I am trying to use the input layer to compute a residue and have the loss function based on that residue. I am trying to use the method described in this answer, however when i try to call the fit method i get this error:
TypeError: in user code:
c:\python38\lib\site-packages\tensorflow\python\keras\engine\training.py:805 train_function *
return step_function(self, iterator)
c:\python38\lib\site-packages\tensorflow\python\keras\engine\training.py:795 step_function **
outputs = model.distribute_strategy.run(run_step, args=(data,))
c:\python38\lib\site-packages\tensorflow\python\distribute\distribute_lib.py:1259 run
return self._extended.call_for_each_replica(fn, args=args, kwargs=kwargs)
c:\python38\lib\site-packages\tensorflow\python\distribute\distribute_lib.py:2730 call_for_each_replica
return self._call_for_each_replica(fn, args, kwargs)
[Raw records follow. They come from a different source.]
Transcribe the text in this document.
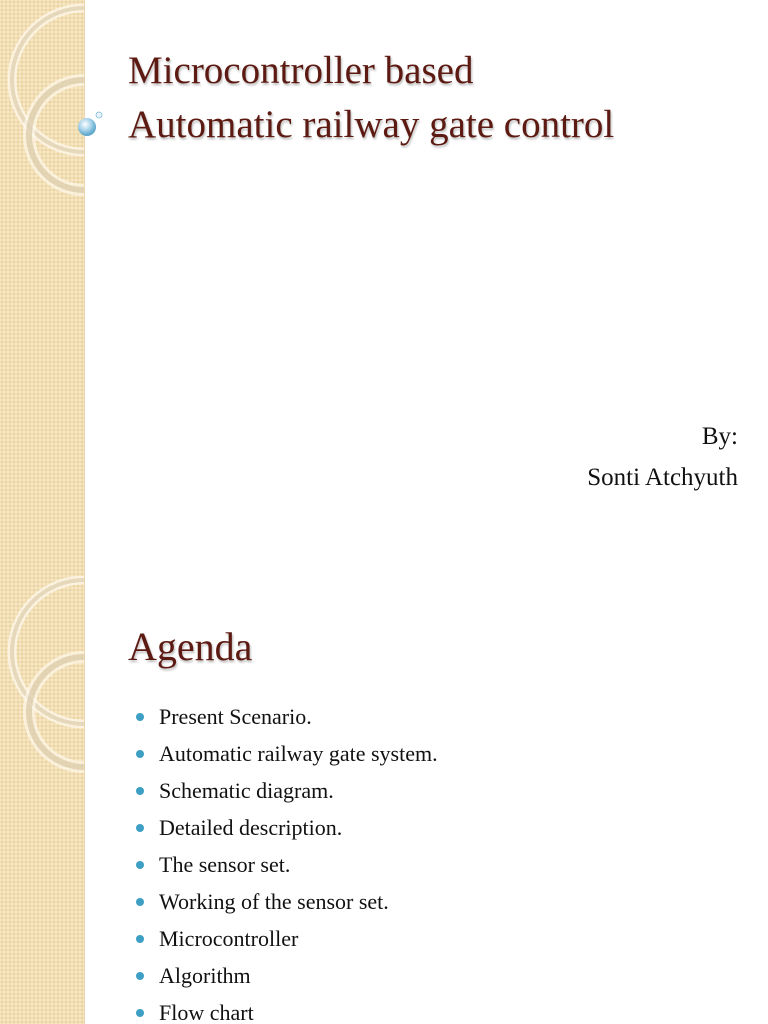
Microcontroller based
Automatic railway gate control
By:
Sonti Atchyuth
Agenda
Present Scenario.
Automatic railway gate system.
Schematic diagram.
Detailed description.
The sensor set.
Working of the sensor set.
Microcontroller
Algorithm
Flow chart
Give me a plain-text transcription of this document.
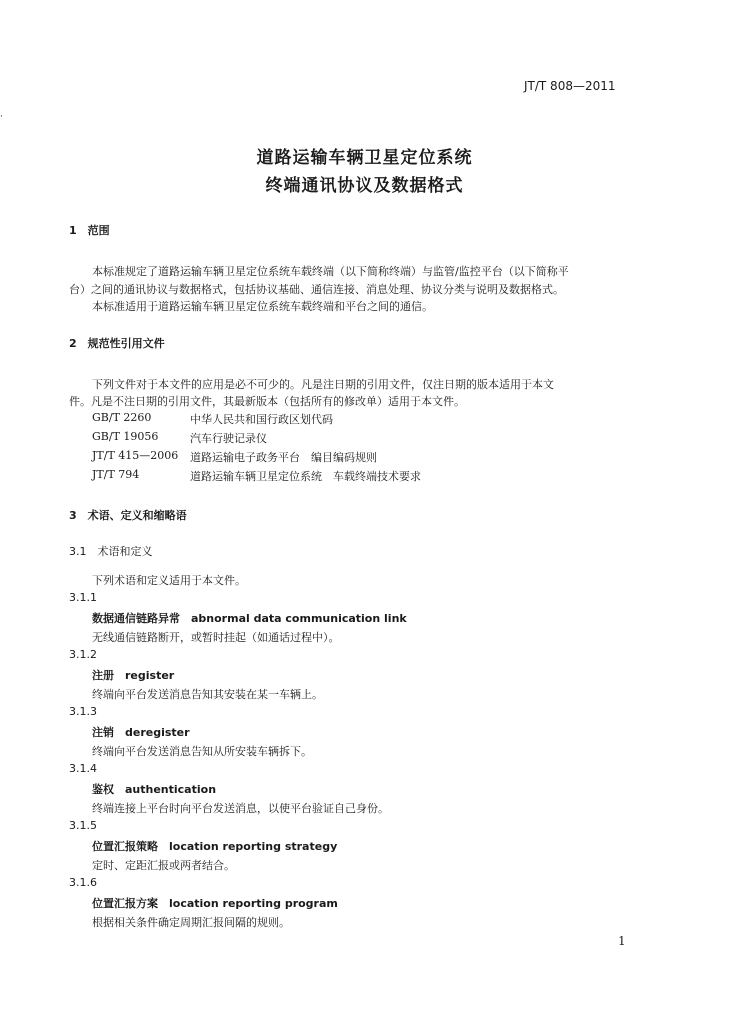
·
JT/T 808—2011
道路运输车辆卫星定位系统
终端通讯协议及数据格式
1　范围
本标准规定了道路运输车辆卫星定位系统车载终端（以下简称终端）与监管/监控平台（以下简称平
台）之间的通讯协议与数据格式，包括协议基础、通信连接、消息处理、协议分类与说明及数据格式。
本标准适用于道路运输车辆卫星定位系统车载终端和平台之间的通信。
2　规范性引用文件
下列文件对于本文件的应用是必不可少的。凡是注日期的引用文件，仅注日期的版本适用于本文
件。凡是不注日期的引用文件，其最新版本（包括所有的修改单）适用于本文件。
GB/T 2260	中华人民共和国行政区划代码
GB/T 19056	汽车行驶记录仪
JT/T 415—2006 道路运输电子政务平台　编目编码规则
JT/T 794	道路运输车辆卫星定位系统　车载终端技术要求
3　术语、定义和缩略语
3.1　术语和定义
下列术语和定义适用于本文件。
3.1.1
数据通信链路异常　abnormal data communication link
无线通信链路断开，或暂时挂起（如通话过程中）。
3.1.2
注册　register
终端向平台发送消息告知其安装在某一车辆上。
3.1.3
注销　deregister
终端向平台发送消息告知从所安装车辆拆下。
3.1.4
鉴权　authentication
终端连接上平台时向平台发送消息，以使平台验证自己身份。
3.1.5
位置汇报策略　location reporting strategy
定时、定距汇报或两者结合。
3.1.6
位置汇报方案　location reporting program
根据相关条件确定周期汇报间隔的规则。
1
c:\python38\lib\site-packages\tensorflow\python\distribute\distribute_lib.py:3417 _call_for_each_replica
return fn(*args, **kwargs)
c:\python38\lib\site-packages\tensorflow\python\keras\engine\training.py:788 run_step **
outputs = model.train_step(data)
c:\python38\lib\site-packages\tensorflow\python\keras\engine\training.py:755 train_step
loss = self.compiled_loss(
c:\python38\lib\site-packages\tensorflow\python\keras\engine\compile_utils.py:237 __call__
self._loss_metric.update_state(
c:\python38\lib\site-packages\tensorflow\python\keras\utils\metrics_utils.py:90 decorated
update_op = update_state_fn(*args, **kwargs)
c:\python38\lib\site-packages\tensorflow\python\keras\metrics.py:177 update_state_fn
return ag_update_state(*args, **kwargs)
c:\python38\lib\site-packages\tensorflow\python\keras\metrics.py:363 update_state **
sample_weight = weights_broadcast_ops.broadcast_weights(
c:\python38\lib\site-packages\tensorflow\python\ops\weights_broadcast_ops.py:155 broadcast_weights
values = ops.convert_to_tensor(values, name="values")
c:\python38\lib\site-packages\tensorflow\python\profiler\trace.py:163 wrapped
return func(*args, **kwargs)
c:\python38\lib\site-packages\tensorflow\python\framework\ops.py:1540 convert_to_tensor
ret = conversion_func(value, dtype=dtype, name=name, as_ref=as_ref)
c:\python38\lib\site-packages\tensorflow\python\framework\constant_op.py:339 _constant_tensor_conversion_function
return constant(v, dtype=dtype, name=name)
c:\python38\lib\site-packages\tensorflow\python\framework\constant_op.py:264 constant
return _constant_impl(value, dtype, shape, name, verify_shape=False,
c:\python38\lib\site-packages\tensorflow\python\framework\constant_op.py:281 _constant_impl
tensor_util.make_tensor_proto(
c:\python38\lib\site-packages\tensorflow\python\framework\tensor_util.py:435 make_tensor_proto
values = np.asarray(values)
c:\python38\lib\site-packages\numpy\core\_asarray.py:83 asarray
return array(a, dtype, copy=False, order=order)
c:\python38\lib\site-packages\tensorflow\python\keras\engine\keras_tensor.py:273 __array__
raise TypeError(
TypeError: Cannot convert a symbolic Keras input/output to a numpy array. This error may indicate that you're trying to pass a symbolic value to a NumPy call, which is not supported. Or, you may be trying to pass Keras symbolic inputs/outputs to a TF API that does not register dispatching, preventing Keras from automatically converting the API call to a lambda layer in the Functional Model.
This is the loss function i use
def custom_loss(inputs):
def loss(y_true, y_pred):
residue = y_true - inputs
return 1/2 * tf.math.squared_difference(residue, y_pred)
return loss
And this is the way i compile the model:
opt = tf.keras.optimizers.RMSprop(learning_rate=0.1, clipnorm=1)
model.compile(optimizer=opt,
loss=custom_loss(inputs),
metrics=[PSNR, SSIM])
The error arises when i call model.fit(). I want to point out that i am using a generator for a dataset, but I have been using the same approach with different models, that didn't require a custom loss function, and everything works well. It seems that the problem arises because i am using the keras.Input() layer in the loss function, but i don't know how to circumvent this error.